Unless extraordinary evidence exists that your workload will benefit from incremental mode, you should not use it, due to the safepointing behavior and other negatives.

Deprecated and Removed GC Combinations

The current usual cadence of deprecation and removal is that features are marked as deprecated in one Java version and then removed in the next version, or subsequently. Accordingly, in Java 8, the GC flag combinations in Table 7-1 were marked as deprecated, and were removed in Java 9.

Table 7-1. Deprecated GC combinations
Combination Flags

DefNew + CMS

-XX:-UseParNewGC -XX:+UseConcMarkSweepGC

ParNew + SerialOld

-XX:+UseParNewGC

ParNew + iCMS

-Xincgc

ParNew + iCMS

-XX:+CMSIncrementalMode -XX:+UseConcMarkSweepGC

DefNew + iCMS

-XX:+CMSIncrementalMode -XX:+UseConcMarkSweepGC -XX:-UseParNewGC

CMS foreground

-XX:+UseCMSCompactAtFullCollection

CMS foreground

-XX:+CMSFullGCsBeforeCompaction

CMS foreground

-XX:+UseCMSCollectionPassing

You should consult this table when starting a new engagement, in order to confirm at the start that the application to be tuned is not using a deprecated configuration.

Epsilon

The Epsilon collector is not a legacy collector.

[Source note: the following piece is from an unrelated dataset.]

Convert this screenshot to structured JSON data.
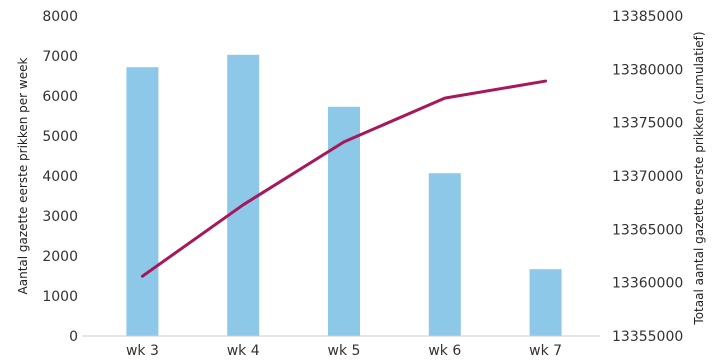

However, it is included here because it must not be used in production under any circumstances. While the other collectors, if encountered within your environment, should be immediately flagged as extremely high-risk and marked for immediate removal, Epsilon is slightly different.

Epsilon is an experimental collector designed for testing purposes only. It is a zero-effort collector. This means it makes no effort to actually collect any garbage. Every byte of heap memory that is allocated while running under Epsilon is effectively a memory leak. It cannot be reclaimed and will eventually cause the JVM (probably very quickly) to run out of memory and crash.

Develop a GC that only handles memory allocation, but does not implement any actual memory reclamation mechanism. Once available Java heap is exhausted, perform the orderly JVM shutdown.

Epsilon JEP

Such a “collector” would be very useful for the following purposes:

  • Performance testing and microbenchmarks

  • Regression testing

  • Testing low/zero-allocation Java application or library code

In particular, JMH tests would benefit from the ability to confidently exclude any GC events from disrupting performance numbers. Memory allocation regression tests, ensuring that changed code does not greatly alter allocation behavior, would also become easy to do. Developers could write tests that run with an Epsilon configuration that accepts only a bounded number of allocations, and then fails on any further allocation due to heap exhaustion.

Finally, the proposed VM-GC interface would also benefit from having Epsilon as a minimal test case for the interface itself.

Summary

Garbage collection is a truly fundamental aspect of Java performance analysis and tuning. Java’s rich landscape of garbage collectors is a great strength of the platform, but it can be intimidating for the newcomer, especially given the scarcity of documentation that considers the tradeoffs and performance consequences of each choice.

In this chapter, we have outlined the decisions that face performance engineers, and the tradeoffs that they must make when deciding on an appropriate collector to use for their applications. We have discussed some of the underlying theory and met a range of modern GC algorithms that implement these ideas.

In the next chapter, we will put some of this theory to work and introduce logging, monitoring, and tooling as a way to bring some scientific rigor to our discussion of performance-tuning garbage collection.

1 Such a system is very difficult to program in, as every object that’s created has to be reused, and any object that goes out of scope effectively leaks memory.

2 Edsger Dijkstra, Leslie Lamport, A. J. Martin, C. S. Scholten, and E. F. M. Steffens, “On-the-Fly Garbage Collection: An Exercise in Cooperation,” Communications of the ACM 21 (1978): 966–975.

3 Rodney Brooks, “Trading Data Space for Reduced Time and Code Space in Real-Time Garbage Collection on Stock Hardware,” in LFP’84, Proceedings of the 1984 ACM Symposium on LISP and Functional Programming (New York: ACM, 1984), 256–262.